Drôle de coïncidence ! Le film, À cœur battant, tourné avant la crise de la Covid par la réalisatrice israélienne Kerren Ben Rafael nous présente deux êtres, Julie (Judith Chemla) et Yuval (Arieh Worthalter) qui communiquent par visioconférence. Ici le « confinement » n’est pas dû à la maladie mais au simple oubli d’un tampon sur un document administratif. Yuval se retrouve bloqué à Tel Aviv où il faisait une visite à sa famille tandis que sa femme et sa petite fille sont restées en France.

En laissant les écrans allumés du matin au soir d’une façon quasi permanente, comme si les deux éléments du couple étaient toujours physiquement présents, la réalisatrice renverse la donne. Ce qui devient signifiant ce n’est plus l’appel, mais le fait de s’éloigner de la caméra ou pire de l’éteindre. Ce n’est plus « je t’appelle parce que j’ai envie de t’entendre ou de te voir » mais « j’éteins parce que je ne te supporte plus ».

Le canal de communication, traduit à l’image par des plans le plus souvent fixes, ne devient mobile que lorsque l’un des personnages change de pièce en emmenant l’ordinateur ou quand il le bouge pour faire découvrir à l’autre un élément précis du décor.
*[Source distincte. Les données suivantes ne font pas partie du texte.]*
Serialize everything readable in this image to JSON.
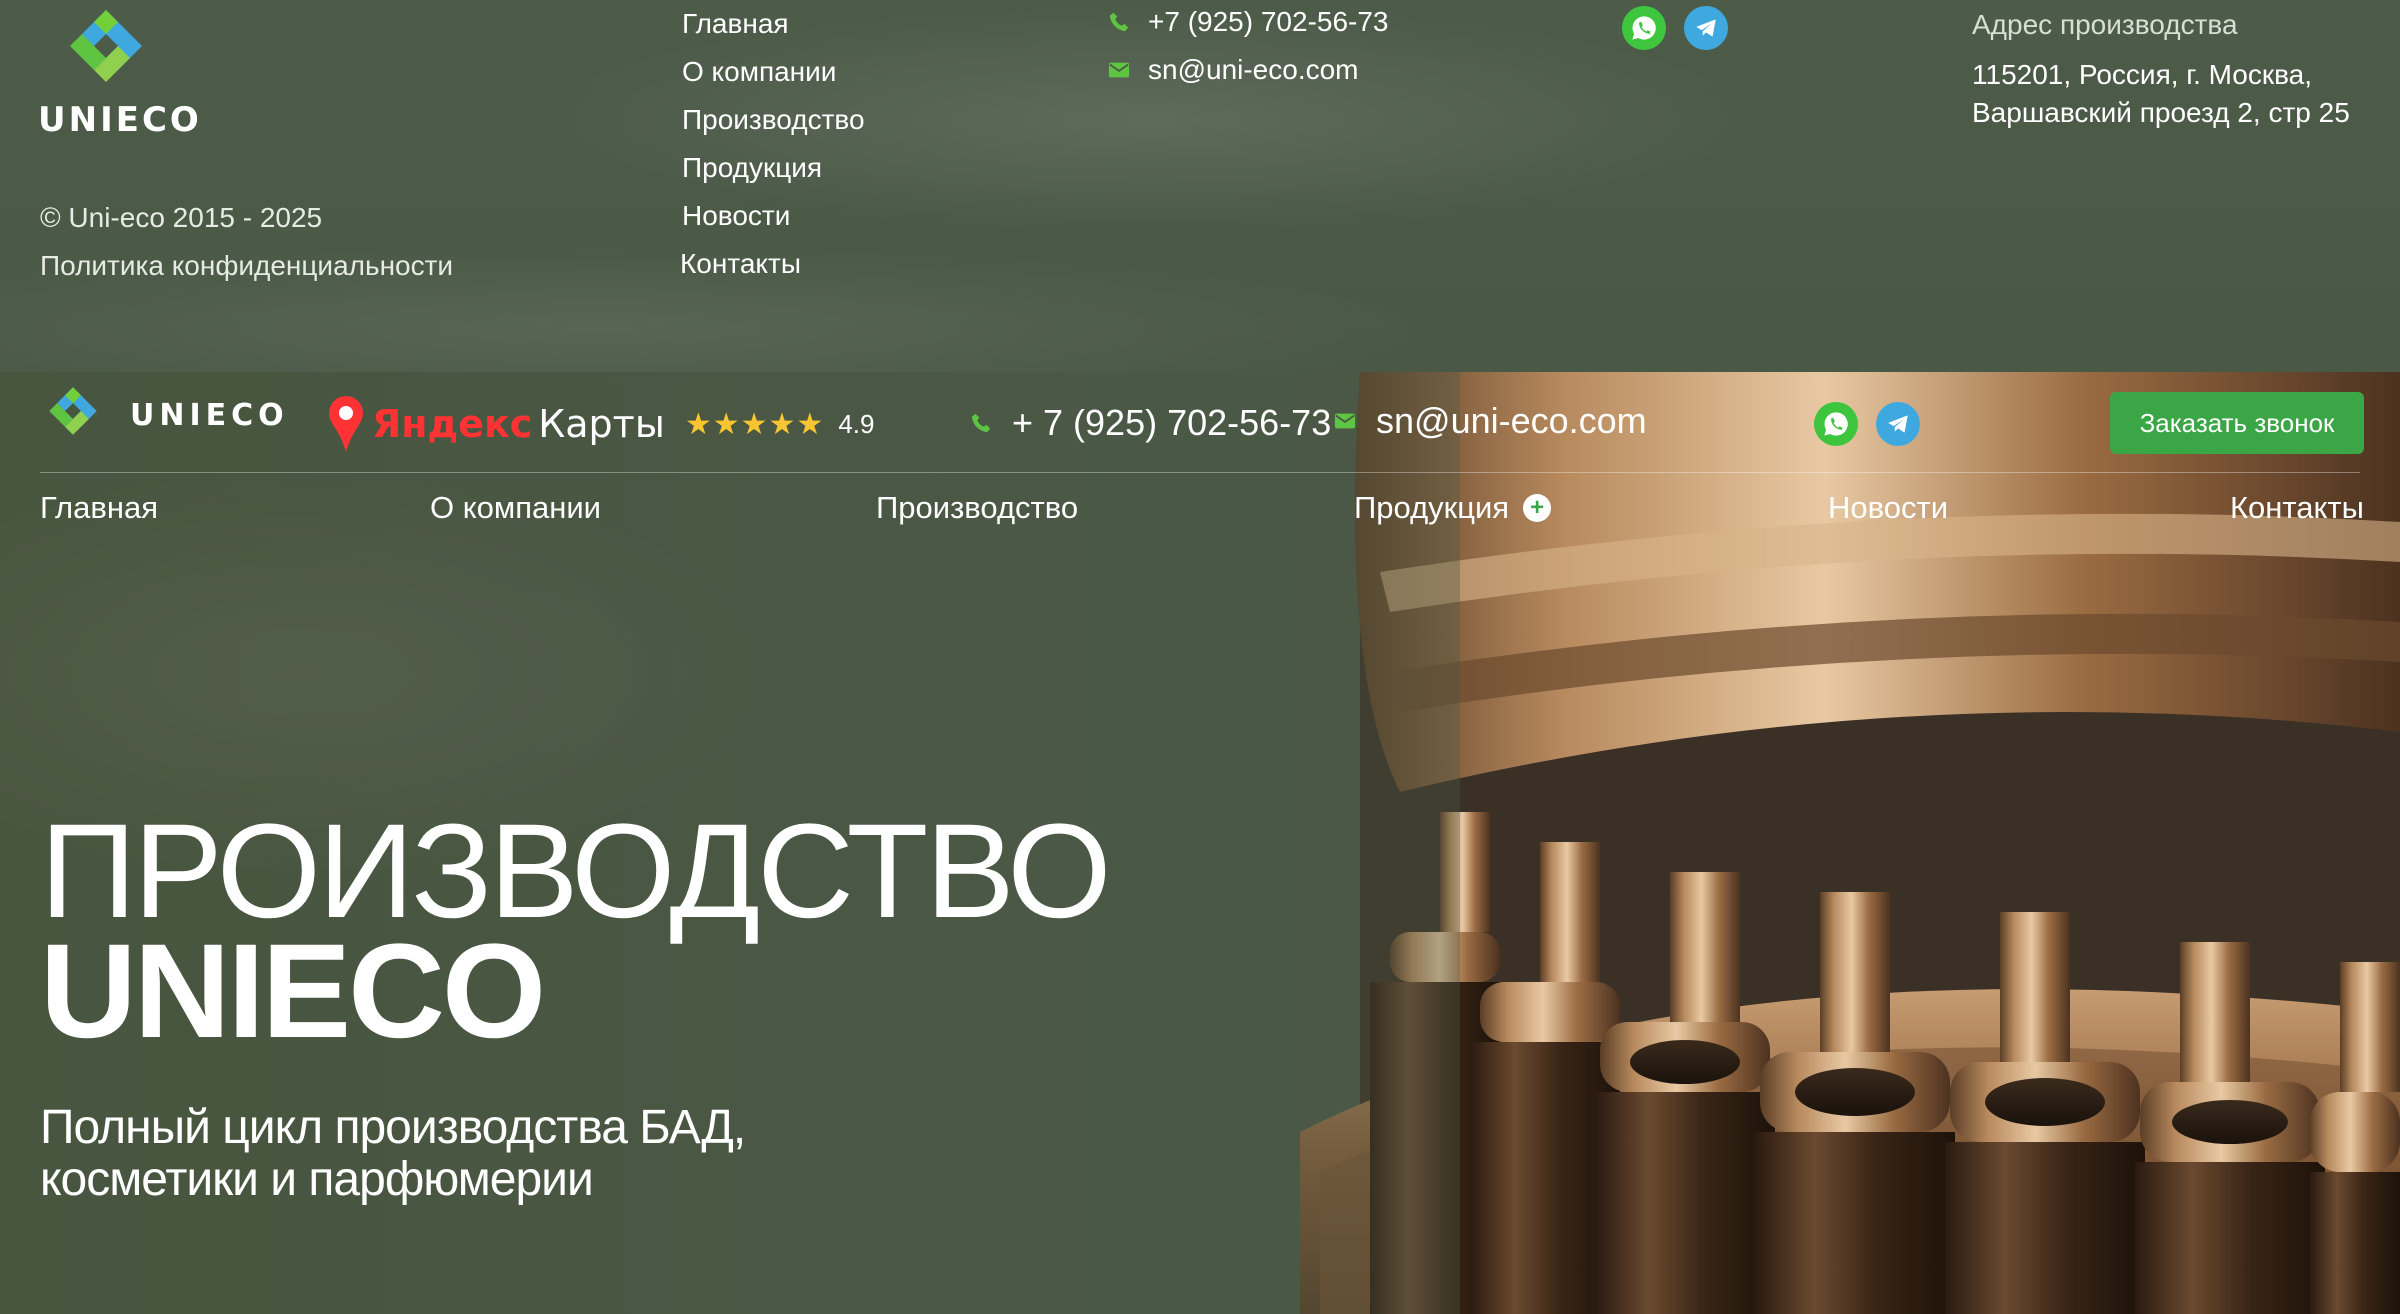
{
  "footer": {
    "logo_text": "UNIECO",
    "copyright": "© Uni-eco 2015 - 2025",
    "privacy": "Политика конфиденциальности",
    "nav": [
      "Главная",
      "О компании",
      "Производство",
      "Продукция",
      "Новости",
      "Контакты"
    ],
    "phone": "+7 (925) 702-56-73",
    "email": "sn@uni-eco.com",
    "address_label": "Адрес производства",
    "address_line1": "115201, Россия, г. Москва,",
    "address_line2": "Варшавский проезд 2, стр 25"
  },
  "header": {
    "logo_text": "UNIECO",
    "maps_brand": "Яндекс",
    "maps_product": "Карты",
    "stars": "★★★★★",
    "rating": "4.9",
    "phone": "+ 7 (925) 702-56-73",
    "email": "sn@uni-eco.com",
    "cta": "Заказать звонок"
  },
  "nav": {
    "home": "Главная",
    "about": "О компании",
    "production": "Производство",
    "products": "Продукция",
    "news": "Новости",
    "contacts": "Контакты"
  },
  "hero": {
    "title_line1": "ПРОИЗВОДСТВО",
    "title_line2": "UNIECO",
    "subtitle_line1": "Полный цикл производства БАД,",
    "subtitle_line2": "косметики и парфюмерии"
  },
  "colors": {
    "accent_green": "#3aa645",
    "whatsapp": "#3ec53e",
    "telegram": "#3fa9df",
    "star": "#f7c531",
    "background": "#4a5846"
  },
  "icons": {
    "phone": "phone-icon",
    "email": "mail-icon",
    "whatsapp": "whatsapp-icon",
    "telegram": "telegram-icon",
    "plus": "plus-icon",
    "maps_pin": "map-pin-icon"
  }
}
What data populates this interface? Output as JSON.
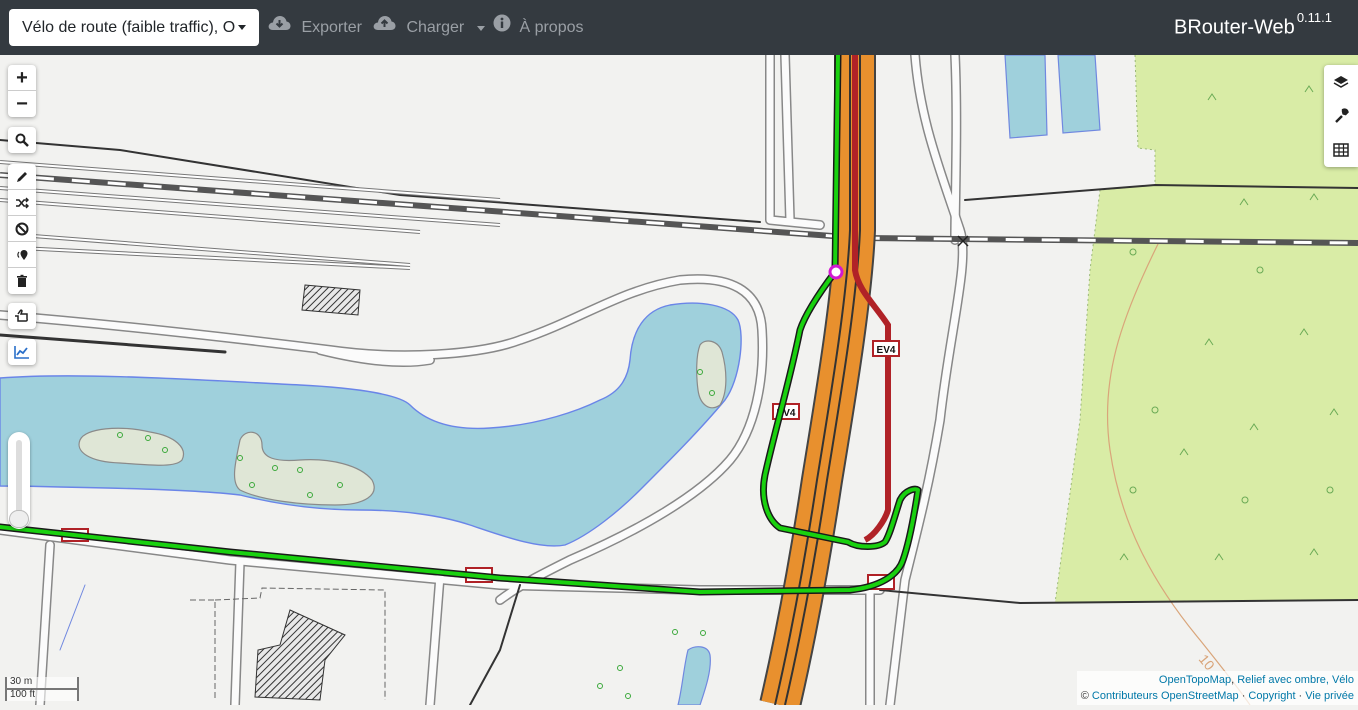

Au contraire d’un appareil qui suivrait les personnages dans leurs actions en leur laissant toute liberté, la caméra est vécue ici comme un poids qui gêne la mobilité, freinant de ce fait les possibilités de mouvements et donc la liberté des personnages.

Paradoxalement cette surveillance fait le lit de la suspicion et d’une certaine jalousie. D’une part parce que la vue ne remplace pas le toucher, (problématique oh combien actuelle !) et qu’à penser que tout est montrable, ce qui reste dans l’ombre  - par contrainte technique ou par intention délibérée - devient pour l’autre encore plus suspect. La question est alors : qu’en est-il de l’amour dans notre monde connecté ? Au moins, quand on écrivait des lettres, celles-ci étaient moins intrusives, moins dérangeantes et … pouvaient toujours s’égarer.

Par ailleurs cette mise en images permet à la réalisatrice de se poser d’autres questions que celles de l’amour et de la communication par écrans interposés. A-t-on gagné ou perdu avec les nouvelles technologies de communication ? L’écran qui est sensé nous rapprocher ne nous éloigne-t-il pas plutôt ? Ainsi, en réduisant le jardin secret de chaque être, la caméra voyeur ne déstabilise-t-elle pas une relation en obligeant à chaque instant chacun à être sur le qui-vive et disponible ? Le sujet du film ne peut être réduit à une réflexion sur la technologie et l’amour car il traite aussi de sujets aussi vastes et variés que la parentalité́, les relations familiales, le manque, la séparation, l’altérité́, les différences culturelles...

Une œuvre passionnante sur une relation de couple connecté… pour le meilleur et pour le pire.